Un sacco di materia organica, ottima come fertilizzante naturale

Per il punto a): nonostante soffra di qualche tipico acciacco della mia età, uno dei motivi di serenità di questa parte della mia vita è l’auto-constatazione che sono rimasto comunista, anche se cerco costantemente di rinnovarmi. Per il punto b): a causa della politica del partito del cemento limbiatese (PD-PdL), e poiché egli non sa cosa sia la società e cosa siano le persone, Campisi è destinato ad avere amare sorprese (come è capitato, tre giorni prima della “diagnosi” - strana coincidenza -, ai “missi dominici” del suo partito, che avevano tentato di recuperare - le elezioni provinciali del 2009 si avvicinano – quello che sarebbe il mio “unico seguace”, ottenendo, però, solo un secco benservito).
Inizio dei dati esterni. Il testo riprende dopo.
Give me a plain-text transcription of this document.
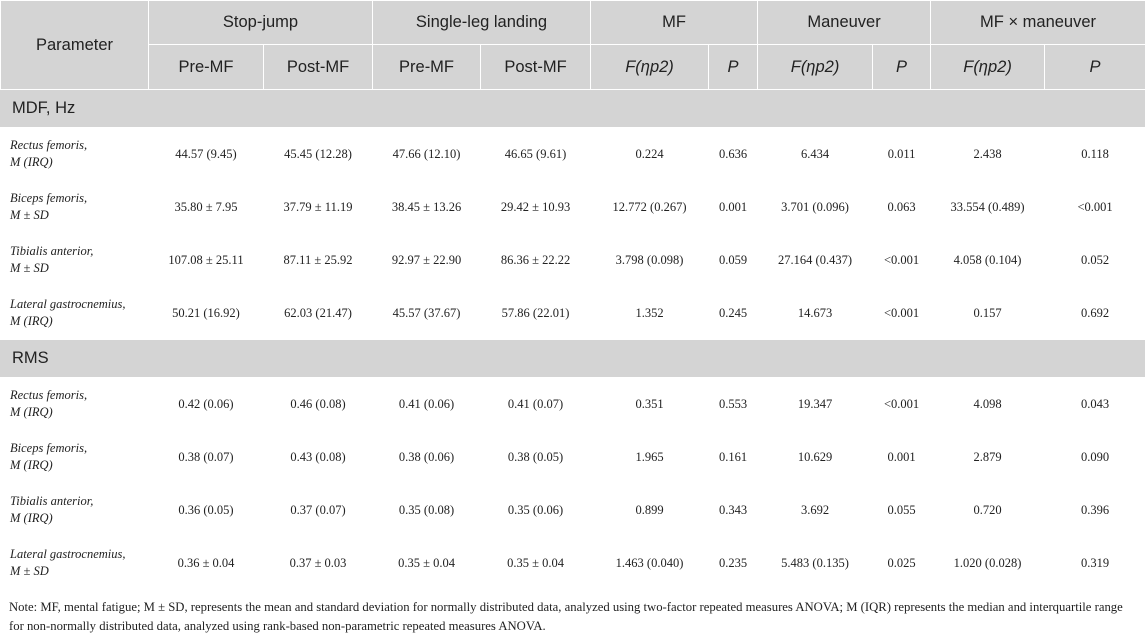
Parameter	Stop-jump		Single-leg landing		MF		Maneuver		MF × maneuver	
	Pre-MF	Post-MF	Pre-MF	Post-MF	F(ηp2)	P	F(ηp2)	P	F(ηp2)	P
MDF, Hz										
Rectus femoris,
M (IRQ)	44.57 (9.45)	45.45 (12.28)	47.66 (12.10)	46.65 (9.61)	0.224	0.636	6.434	0.011	2.438	0.118
Biceps femoris,
M ± SD	35.80 ± 7.95	37.79 ± 11.19	38.45 ± 13.26	29.42 ± 10.93	12.772 (0.267)	0.001	3.701 (0.096)	0.063	33.554 (0.489)	<0.001
Tibialis anterior,
M ± SD	107.08 ± 25.11	87.11 ± 25.92	92.97 ± 22.90	86.36 ± 22.22	3.798 (0.098)	0.059	27.164 (0.437)	<0.001	4.058 (0.104)	0.052
Lateral gastrocnemius,
M (IRQ)	50.21 (16.92)	62.03 (21.47)	45.57 (37.67)	57.86 (22.01)	1.352	0.245	14.673	<0.001	0.157	0.692
RMS										
Rectus femoris,
M (IRQ)	0.42 (0.06)	0.46 (0.08)	0.41 (0.06)	0.41 (0.07)	0.351	0.553	19.347	<0.001	4.098	0.043
Biceps femoris,
M (IRQ)	0.38 (0.07)	0.43 (0.08)	0.38 (0.06)	0.38 (0.05)	1.965	0.161	10.629	0.001	2.879	0.090
Tibialis anterior,
M (IRQ)	0.36 (0.05)	0.37 (0.07)	0.35 (0.08)	0.35 (0.06)	0.899	0.343	3.692	0.055	0.720	0.396
Lateral gastrocnemius,
M ± SD	0.36 ± 0.04	0.37 ± 0.03	0.35 ± 0.04	0.35 ± 0.04	1.463 (0.040)	0.235	5.483 (0.135)	0.025	1.020 (0.028)	0.319
Note: MF, mental fatigue; M ± SD, represents the mean and standard deviation for normally distributed data, analyzed using two-factor repeated measures ANOVA; M (IQR) represents the median and interquartile range for non-normally distributed data, analyzed using rank-based non-parametric repeated measures ANOVA.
Per il punto c): è chiaro che uno come Campisi non può disporre di altre risorse che non siano l’inserimento a forza della mia attività nei suoi miseri schemi mentali di politicante; ma comunque: per il momento ho altri pensieri; e in ogni caso è già intervenuta la mia mamma con i suoi potenti mezzi: la iettatura è già inefficace e tale resterà [v. Asinus asinum fricat]. Per il punto d): come per il punto precedente, è già intervenuta la mia mamma, con il medesimo risultato; e inoltre, siccome il tipo di attività politica che faccio è una mia scelta, e vi credo fermamente, per questo aspetto mi piaccio moltissimo.

Ovviamente sono sempre disposto a discutere della mia attività politica con coloro con i quali agisco, ma non con un sacco di materia organica, ottima come fertilizzante naturale, quale è Campisi.

* V. http://www.lankelot.eu/index.php/2006/11/30/ingmar-bergman-lora-del-lupo/
[1] Einaudi, Torino 1968.
[2] Una riedizione fu pubblicata da Baldini Castoldi Dalai, Milano 1998
[3] Nanni Moretti, un regista che, secondo un noto "non-critico" (Goffredo Fofi), a dispetto dei temi “politici” delle sue opere, fa film per spettatori, ma non per cittadini.